How Do You Know If A Bond Is Priced Correctly?

The market determines the stock exchange price of a publicly traded stock, but that is not the case for bonds. With the current trend of buying short-term bonds, it is likely that you will need to buy some. We need to look at the OTC (over the counter) market to purchase them. Their might be a only a few sellers and they might be low balling you. How can you check if the price they are offering is even remotely acceptable?

Let’s look at the details of the bond with the following example:

A fixed rate bond maturing in 2 years has a 5% coupon.

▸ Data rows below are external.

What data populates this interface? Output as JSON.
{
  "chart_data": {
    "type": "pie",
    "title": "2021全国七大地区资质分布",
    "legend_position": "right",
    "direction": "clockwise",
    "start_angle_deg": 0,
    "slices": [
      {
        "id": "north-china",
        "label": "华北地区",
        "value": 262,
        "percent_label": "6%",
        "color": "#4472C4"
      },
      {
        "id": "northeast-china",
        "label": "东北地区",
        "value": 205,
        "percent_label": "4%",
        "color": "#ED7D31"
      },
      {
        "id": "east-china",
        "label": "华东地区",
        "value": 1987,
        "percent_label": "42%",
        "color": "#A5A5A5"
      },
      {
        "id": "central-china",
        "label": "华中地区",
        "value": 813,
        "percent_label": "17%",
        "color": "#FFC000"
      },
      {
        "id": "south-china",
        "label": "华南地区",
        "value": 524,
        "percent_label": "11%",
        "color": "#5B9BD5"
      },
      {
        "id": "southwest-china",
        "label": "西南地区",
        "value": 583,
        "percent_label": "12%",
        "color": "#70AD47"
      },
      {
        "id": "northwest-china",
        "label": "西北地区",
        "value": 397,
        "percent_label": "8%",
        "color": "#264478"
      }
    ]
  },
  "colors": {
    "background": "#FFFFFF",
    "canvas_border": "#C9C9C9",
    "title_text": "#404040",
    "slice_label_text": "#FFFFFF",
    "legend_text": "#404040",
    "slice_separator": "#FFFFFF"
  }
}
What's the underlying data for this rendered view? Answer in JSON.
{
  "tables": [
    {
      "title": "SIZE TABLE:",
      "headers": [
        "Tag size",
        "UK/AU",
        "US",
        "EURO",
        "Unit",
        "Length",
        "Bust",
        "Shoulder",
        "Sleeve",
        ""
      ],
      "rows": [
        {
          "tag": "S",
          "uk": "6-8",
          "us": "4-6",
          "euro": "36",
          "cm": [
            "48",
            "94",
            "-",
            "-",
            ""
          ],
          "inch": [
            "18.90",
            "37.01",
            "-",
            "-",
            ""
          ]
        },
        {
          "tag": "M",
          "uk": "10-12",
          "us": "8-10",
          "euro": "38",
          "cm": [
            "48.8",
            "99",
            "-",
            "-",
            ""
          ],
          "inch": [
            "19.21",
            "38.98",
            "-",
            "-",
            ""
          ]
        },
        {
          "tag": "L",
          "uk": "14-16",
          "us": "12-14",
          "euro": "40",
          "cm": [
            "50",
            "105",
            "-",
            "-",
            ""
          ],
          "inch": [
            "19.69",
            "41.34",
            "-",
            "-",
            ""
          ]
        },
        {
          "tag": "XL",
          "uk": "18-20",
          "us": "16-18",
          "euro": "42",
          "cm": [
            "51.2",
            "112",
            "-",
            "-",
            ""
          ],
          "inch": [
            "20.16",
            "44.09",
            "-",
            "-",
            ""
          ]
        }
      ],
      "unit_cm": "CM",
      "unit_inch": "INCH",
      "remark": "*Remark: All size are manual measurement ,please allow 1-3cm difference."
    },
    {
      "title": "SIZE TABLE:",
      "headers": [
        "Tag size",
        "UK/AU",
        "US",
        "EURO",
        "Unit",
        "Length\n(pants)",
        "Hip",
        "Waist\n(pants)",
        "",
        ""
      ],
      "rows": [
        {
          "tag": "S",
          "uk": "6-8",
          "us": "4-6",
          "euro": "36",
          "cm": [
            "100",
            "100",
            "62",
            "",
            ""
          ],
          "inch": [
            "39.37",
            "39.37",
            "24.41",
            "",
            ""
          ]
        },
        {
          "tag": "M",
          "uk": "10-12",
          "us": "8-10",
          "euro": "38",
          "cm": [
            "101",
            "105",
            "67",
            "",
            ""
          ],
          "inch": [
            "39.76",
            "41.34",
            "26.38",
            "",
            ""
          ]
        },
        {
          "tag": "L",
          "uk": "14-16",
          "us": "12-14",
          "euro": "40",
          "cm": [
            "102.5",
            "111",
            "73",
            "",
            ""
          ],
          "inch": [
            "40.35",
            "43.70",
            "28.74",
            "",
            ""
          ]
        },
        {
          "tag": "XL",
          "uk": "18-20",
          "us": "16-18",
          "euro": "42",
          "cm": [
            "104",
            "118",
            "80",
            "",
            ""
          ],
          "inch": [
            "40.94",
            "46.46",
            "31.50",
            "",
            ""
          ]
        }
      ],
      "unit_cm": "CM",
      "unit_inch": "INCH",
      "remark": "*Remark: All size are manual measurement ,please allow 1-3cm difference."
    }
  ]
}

The redemption will be at 101% and the 2-year yield to maturity rate is 4,25%. What is the price?

Luckily, their is a formula we can use to compute the answer. As usual, we will discount the cash flow by adding the 1st year return with the second year return and adding the final redemption. In other words, we have three elements:

P = 1st year return + 2nd year return + redemption value

P= 5/(1,0425) + 5/(1,0425)^2 + 101/(1,0425)^2 = 102,33%

Is the above tool (calculation method) really reliable?

When picking bonds, you also have to bear in mind the risks (interest, yield curve, reinvestment, credit, liquidity and volatility risk). If you blindly look at the above numbers, you are likely to buy an illiquid junk bond issued by a dubious government or company. In other words, the discount you get in the price might be translating to an unnecessarily high risk premium.